Farhad Manjoo of the New York Times had a chance to use it with Minecraft:

“In one demo, a Minecraft scene was displayed over a real living room. A Microsoft minder asked me to select a virtual hammer (a tool in the game) and start smashing the coffee table in the room. She wanted me, in other words, to use a digital object to interact with a real one. I did so and was stunned by what happened: Before my eyes, the real coffee table splintered into digital debris, and then it was no longer there. HoloLens had perfectly erased the coffee table from the environment.”

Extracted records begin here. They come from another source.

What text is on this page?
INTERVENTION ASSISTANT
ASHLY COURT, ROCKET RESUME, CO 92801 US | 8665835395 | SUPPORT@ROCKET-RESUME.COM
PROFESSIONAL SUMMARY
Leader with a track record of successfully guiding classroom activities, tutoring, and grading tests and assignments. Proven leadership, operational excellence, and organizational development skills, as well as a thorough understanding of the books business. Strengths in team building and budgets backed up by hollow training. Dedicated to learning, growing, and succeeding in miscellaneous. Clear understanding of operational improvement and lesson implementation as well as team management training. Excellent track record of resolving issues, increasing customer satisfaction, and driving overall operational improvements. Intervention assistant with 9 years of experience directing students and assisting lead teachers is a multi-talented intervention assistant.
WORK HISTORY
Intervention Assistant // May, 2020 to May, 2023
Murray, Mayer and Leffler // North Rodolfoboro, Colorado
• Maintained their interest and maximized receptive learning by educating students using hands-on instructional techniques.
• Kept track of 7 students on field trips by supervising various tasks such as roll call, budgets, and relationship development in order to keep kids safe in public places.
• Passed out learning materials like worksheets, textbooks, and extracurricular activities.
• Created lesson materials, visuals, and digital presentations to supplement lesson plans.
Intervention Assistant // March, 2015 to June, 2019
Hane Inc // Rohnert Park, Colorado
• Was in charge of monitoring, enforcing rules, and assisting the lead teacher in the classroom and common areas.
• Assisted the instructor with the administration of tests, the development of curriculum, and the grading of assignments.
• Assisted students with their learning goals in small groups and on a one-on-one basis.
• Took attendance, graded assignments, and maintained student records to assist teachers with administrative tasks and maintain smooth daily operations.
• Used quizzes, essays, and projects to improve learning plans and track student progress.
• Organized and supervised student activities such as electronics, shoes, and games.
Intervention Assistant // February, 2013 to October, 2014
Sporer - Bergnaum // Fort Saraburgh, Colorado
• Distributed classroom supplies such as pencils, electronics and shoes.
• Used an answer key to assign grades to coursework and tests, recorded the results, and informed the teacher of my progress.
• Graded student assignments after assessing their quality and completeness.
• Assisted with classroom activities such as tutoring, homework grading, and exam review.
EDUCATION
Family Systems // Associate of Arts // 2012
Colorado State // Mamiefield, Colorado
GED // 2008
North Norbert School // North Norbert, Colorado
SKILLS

Here’s what Nick Statt of CNET had to say:

“Using real photography from the Curiosity rover, Microsoft was able to re-create a Martian landscape and overlay a 3D-map around a small, conference-room-size environment. I can walk around, bend down and look at rocks. I can even see NASA’s Curiosity rover, which is larger than a standard motor vehicle.”

“With HoloLens, I’m not just able to see what it’s like to walk around on Mars, but I’m also able to interact with the contents on the surface. Using a finger gesture called Air Tap, the HoloLens lets me mark certain spots on the surface for investigation and even lets me talk with another floating figure and collaborate on examining the surface.”